What: Lion in the Streets
Where: Phoenix Theatre, University of Victoria
When: To Feb. 21
Tickets: $14, $20, $24; 250-721-8000
Canadian playwright Judith Thompson isn’t kidding when she says her dramas are inspired by life’s gritty realities.
Thompson recalls that her 1990 play Lion in the Streets (being staged by the University of Victoria’s theatre department) was partly a response to the murder of Sharin’ Morningstar Keenan. The nine-year-old girl was found dead in a Toronto flophouse in 1983.
“It was really deeply imprinted on me,” Thompson, 60, said this week.
“The police van went around all night, saying, you know, has anyone seen a girl, nine years old, with a plaid skirt. It turned out later, at that time, she was being raped and murdered just up the street.”
In Lion in the Streets, opening tonight at Phoenix Theatre with a student cast, the ghost of a murdered Portuguese immigrant girl exists in limbo, observing emotional scenes between different people.
They include a woman who attempts to lure her husband with a grotesque striptease, a woman who tells a friend she has inoperable cancer and a parent enraged about the sugar-stuffed snacks doled out in daycare.
One of the country’s most admired playwrights, Thompson has a penchant for delving into shocking material with imagination and bravery. Typically, The Crackwalker, staged by Theatre Inconnu in 2012, is about booze-and-drug-imbibing low-lifes living in a Dickensian hell (one couple discovers their newborn, existing solely on baloney, doesn’t live long).
Lion in the Streets seems as if it would be disturbing fare for actors, especially young performers. Yet Thompson, who recently directed the drama for a Ryerson University cast, says they loved it.
“They handle it; they had no problem with it at all,” says the playwright.
Conrad Alexandrowicz, director of UVic’s Lion in the Streets, says his cast immediately embraced Thompson’s dark vision.
“Listen, these kids, are you kidding me? Young people these days are, well, they’ve seen it all. They grow up very quickly in a digital age,” he said.
Thompson, who teaches acting and playwrighting at the University of Guelph, continues to examine difficult subjects. Last year, she starred in her play Watching Glory Die, about Ashley Smith, the 19-year-old who choked herself to death in an Ontario jail as guards looked on.

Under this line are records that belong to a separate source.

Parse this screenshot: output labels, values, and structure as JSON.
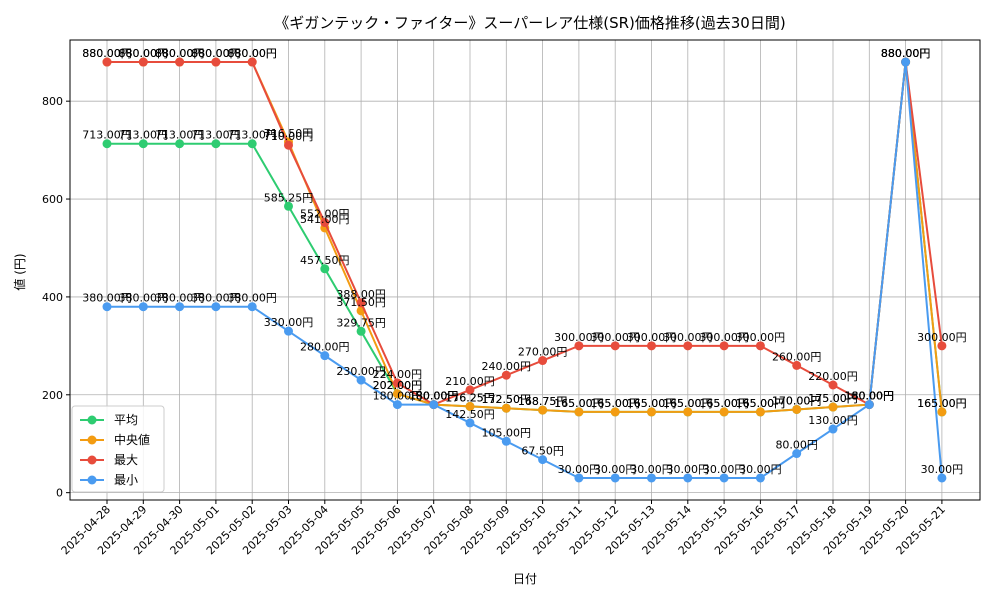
{
  "chart_data": {
    "type": "line",
    "title": "《ギガンテック・ファイター》スーパーレア仕様(SR)価格推移(過去30日間)",
    "xlabel": "日付",
    "ylabel": "値 (円)",
    "ylim": [
      -15,
      925
    ],
    "yticks": [
      0,
      200,
      400,
      600,
      800
    ],
    "grid": true,
    "legend_position": "bottom-left",
    "categories": [
      "2025-04-28",
      "2025-04-29",
      "2025-04-30",
      "2025-05-01",
      "2025-05-02",
      "2025-05-03",
      "2025-05-04",
      "2025-05-05",
      "2025-05-06",
      "2025-05-07",
      "2025-05-08",
      "2025-05-09",
      "2025-05-10",
      "2025-05-11",
      "2025-05-12",
      "2025-05-13",
      "2025-05-14",
      "2025-05-15",
      "2025-05-16",
      "2025-05-17",
      "2025-05-18",
      "2025-05-19",
      "2025-05-20",
      "2025-05-21"
    ],
    "series": [
      {
        "name": "平均",
        "color": "#2ecc71",
        "values": [
          713.0,
          713.0,
          713.0,
          713.0,
          713.0,
          585.25,
          457.5,
          329.75,
          202.0,
          180.0,
          176.25,
          172.5,
          168.75,
          165.0,
          165.0,
          165.0,
          165.0,
          165.0,
          165.0,
          170.0,
          175.0,
          180.0,
          880.0,
          165.0
        ]
      },
      {
        "name": "中央値",
        "color": "#f39c12",
        "values": [
          880.0,
          880.0,
          880.0,
          880.0,
          880.0,
          716.5,
          541.0,
          371.5,
          202.0,
          180.0,
          176.25,
          172.5,
          168.75,
          165.0,
          165.0,
          165.0,
          165.0,
          165.0,
          165.0,
          170.0,
          175.0,
          180.0,
          880.0,
          165.0
        ]
      },
      {
        "name": "最大",
        "color": "#e74c3c",
        "values": [
          880.0,
          880.0,
          880.0,
          880.0,
          880.0,
          710.0,
          552.0,
          388.0,
          224.0,
          180.0,
          210.0,
          240.0,
          270.0,
          300.0,
          300.0,
          300.0,
          300.0,
          300.0,
          300.0,
          260.0,
          220.0,
          180.0,
          880.0,
          300.0
        ]
      },
      {
        "name": "最小",
        "color": "#4a9bf0",
        "values": [
          380.0,
          380.0,
          380.0,
          380.0,
          380.0,
          330.0,
          280.0,
          230.0,
          180.0,
          180.0,
          142.5,
          105.0,
          67.5,
          30.0,
          30.0,
          30.0,
          30.0,
          30.0,
          30.0,
          80.0,
          130.0,
          180.0,
          880.0,
          30.0
        ]
      }
    ],
    "value_suffix": "円"
  }
}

Another recent project was DARE, a Thompson play in which actors with Down Syndrome tell their real-life stories.
For this dramatist, “there’s nothing like the authentic voice.”

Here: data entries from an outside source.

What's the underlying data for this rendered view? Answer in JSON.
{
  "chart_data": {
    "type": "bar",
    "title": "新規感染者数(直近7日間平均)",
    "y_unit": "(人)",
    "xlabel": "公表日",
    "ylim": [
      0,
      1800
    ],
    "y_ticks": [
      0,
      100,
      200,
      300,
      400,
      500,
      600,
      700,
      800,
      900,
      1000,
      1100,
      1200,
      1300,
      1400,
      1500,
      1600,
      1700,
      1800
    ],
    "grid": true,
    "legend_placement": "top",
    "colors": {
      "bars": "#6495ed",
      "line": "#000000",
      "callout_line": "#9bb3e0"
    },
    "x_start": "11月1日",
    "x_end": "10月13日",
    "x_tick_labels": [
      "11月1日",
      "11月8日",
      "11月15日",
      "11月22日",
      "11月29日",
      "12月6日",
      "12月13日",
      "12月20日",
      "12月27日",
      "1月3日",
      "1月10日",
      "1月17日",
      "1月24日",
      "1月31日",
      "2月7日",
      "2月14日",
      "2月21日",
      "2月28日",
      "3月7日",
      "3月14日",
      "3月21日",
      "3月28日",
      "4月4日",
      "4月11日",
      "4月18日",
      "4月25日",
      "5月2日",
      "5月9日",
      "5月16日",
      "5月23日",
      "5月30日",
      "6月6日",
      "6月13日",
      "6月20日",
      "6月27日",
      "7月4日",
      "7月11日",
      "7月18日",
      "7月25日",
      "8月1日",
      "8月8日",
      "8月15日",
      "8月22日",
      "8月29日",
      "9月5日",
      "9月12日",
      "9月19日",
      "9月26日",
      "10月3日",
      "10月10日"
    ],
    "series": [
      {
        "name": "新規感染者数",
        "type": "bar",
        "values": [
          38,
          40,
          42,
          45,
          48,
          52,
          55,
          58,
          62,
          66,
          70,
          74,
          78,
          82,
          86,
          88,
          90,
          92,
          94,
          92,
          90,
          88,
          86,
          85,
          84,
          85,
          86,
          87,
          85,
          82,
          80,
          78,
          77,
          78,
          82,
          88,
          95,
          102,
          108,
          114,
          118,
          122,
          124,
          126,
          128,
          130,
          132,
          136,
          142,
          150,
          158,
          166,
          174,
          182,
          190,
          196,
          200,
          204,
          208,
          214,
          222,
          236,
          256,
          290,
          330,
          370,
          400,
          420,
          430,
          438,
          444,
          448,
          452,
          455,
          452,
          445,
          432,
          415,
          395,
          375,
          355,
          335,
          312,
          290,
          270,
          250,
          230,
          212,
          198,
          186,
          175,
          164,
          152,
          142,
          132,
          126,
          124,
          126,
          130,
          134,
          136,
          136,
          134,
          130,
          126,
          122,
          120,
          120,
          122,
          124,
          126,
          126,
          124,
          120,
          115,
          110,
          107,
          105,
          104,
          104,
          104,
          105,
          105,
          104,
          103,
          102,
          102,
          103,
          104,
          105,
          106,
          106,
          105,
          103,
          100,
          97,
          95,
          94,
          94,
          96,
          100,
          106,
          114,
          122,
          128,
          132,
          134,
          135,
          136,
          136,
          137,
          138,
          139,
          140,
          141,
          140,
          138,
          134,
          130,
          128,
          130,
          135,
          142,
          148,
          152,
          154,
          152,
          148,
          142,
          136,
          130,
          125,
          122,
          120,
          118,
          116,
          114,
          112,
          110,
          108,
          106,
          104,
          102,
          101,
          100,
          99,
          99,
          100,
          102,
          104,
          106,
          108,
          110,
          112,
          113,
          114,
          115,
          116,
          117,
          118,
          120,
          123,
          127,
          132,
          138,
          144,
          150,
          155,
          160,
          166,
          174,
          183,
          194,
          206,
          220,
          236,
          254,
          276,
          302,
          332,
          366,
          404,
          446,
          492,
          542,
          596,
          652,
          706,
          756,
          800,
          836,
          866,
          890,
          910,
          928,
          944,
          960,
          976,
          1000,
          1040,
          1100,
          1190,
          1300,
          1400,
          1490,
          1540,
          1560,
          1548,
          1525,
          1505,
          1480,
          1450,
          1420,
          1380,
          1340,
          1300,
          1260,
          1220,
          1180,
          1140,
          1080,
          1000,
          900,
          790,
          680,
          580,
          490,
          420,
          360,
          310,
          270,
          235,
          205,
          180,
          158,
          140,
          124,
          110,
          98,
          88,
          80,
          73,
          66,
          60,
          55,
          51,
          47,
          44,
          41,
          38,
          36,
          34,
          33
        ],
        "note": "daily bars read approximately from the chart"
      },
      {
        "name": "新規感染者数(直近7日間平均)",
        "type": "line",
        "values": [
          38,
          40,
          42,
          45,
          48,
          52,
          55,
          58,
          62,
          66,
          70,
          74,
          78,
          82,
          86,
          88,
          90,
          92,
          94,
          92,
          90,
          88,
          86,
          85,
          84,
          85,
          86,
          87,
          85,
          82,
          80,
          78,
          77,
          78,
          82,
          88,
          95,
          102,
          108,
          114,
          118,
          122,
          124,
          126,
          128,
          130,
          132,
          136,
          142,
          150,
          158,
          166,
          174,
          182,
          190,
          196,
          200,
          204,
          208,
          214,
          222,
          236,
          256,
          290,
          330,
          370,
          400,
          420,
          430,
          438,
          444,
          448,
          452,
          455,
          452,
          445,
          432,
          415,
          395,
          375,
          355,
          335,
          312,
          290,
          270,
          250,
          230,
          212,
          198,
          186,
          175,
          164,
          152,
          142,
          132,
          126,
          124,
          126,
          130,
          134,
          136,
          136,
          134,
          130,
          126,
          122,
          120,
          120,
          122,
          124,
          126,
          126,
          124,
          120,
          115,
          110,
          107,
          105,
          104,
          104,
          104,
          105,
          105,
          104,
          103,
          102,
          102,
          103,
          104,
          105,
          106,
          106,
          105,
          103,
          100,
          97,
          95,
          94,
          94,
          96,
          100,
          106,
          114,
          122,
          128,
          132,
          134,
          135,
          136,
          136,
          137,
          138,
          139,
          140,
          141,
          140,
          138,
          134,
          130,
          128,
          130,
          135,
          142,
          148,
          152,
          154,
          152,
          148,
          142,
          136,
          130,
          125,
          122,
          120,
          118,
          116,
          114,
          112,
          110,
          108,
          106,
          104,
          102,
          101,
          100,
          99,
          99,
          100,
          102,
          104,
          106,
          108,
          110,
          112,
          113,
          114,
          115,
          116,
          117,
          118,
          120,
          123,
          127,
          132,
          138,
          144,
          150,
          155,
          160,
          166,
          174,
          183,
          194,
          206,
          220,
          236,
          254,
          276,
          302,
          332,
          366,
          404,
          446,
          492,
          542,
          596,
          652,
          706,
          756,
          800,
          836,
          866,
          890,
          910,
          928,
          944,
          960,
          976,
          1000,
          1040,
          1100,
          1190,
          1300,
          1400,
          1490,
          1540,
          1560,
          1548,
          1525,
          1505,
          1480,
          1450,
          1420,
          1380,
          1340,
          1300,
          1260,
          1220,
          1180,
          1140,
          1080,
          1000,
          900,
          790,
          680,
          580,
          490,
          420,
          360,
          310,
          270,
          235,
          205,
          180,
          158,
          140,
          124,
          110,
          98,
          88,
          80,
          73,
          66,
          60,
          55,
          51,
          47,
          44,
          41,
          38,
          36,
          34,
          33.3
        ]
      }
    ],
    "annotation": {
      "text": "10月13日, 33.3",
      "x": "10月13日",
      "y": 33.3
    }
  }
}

When teaching playwrighting, Thompson advises students to reach emotional truths by writing about a transformational moment in their own lives.
“The stories are always absolutely incredible. Unfortunately, it’s usually the best work two-thirds of them will ever do,” she says with a laugh.
Tellingly, the scene in Lion in the Streets in which a woman reveals her cancer diagnosis is rooted in Thompson’s own life. When she was 33 years old, doctors discovered spots on her liver. The blemishes turned out to be benign, but she was “absolutely terrified” while waiting for the results.
“I just got a glimpse of what that might be like,” she said. “I just take a glimpse and I explode it.”
In this scene and in her other plays, Thompson deftly captures the rhythms and colours of working-class speech. This, she says, is part of a long Canadian tradition that includes Theatre Passe Muraille’s collectively created work The Farm Show (1972), and plays by Michel Tremblay written in the colloquial French-Canadian dialect known as joual.
“[The working class] create their own language, whereas ours is homogenized by education. So we speak in a very boring way. They create a very rich, local language. And it’s got a music all its own.”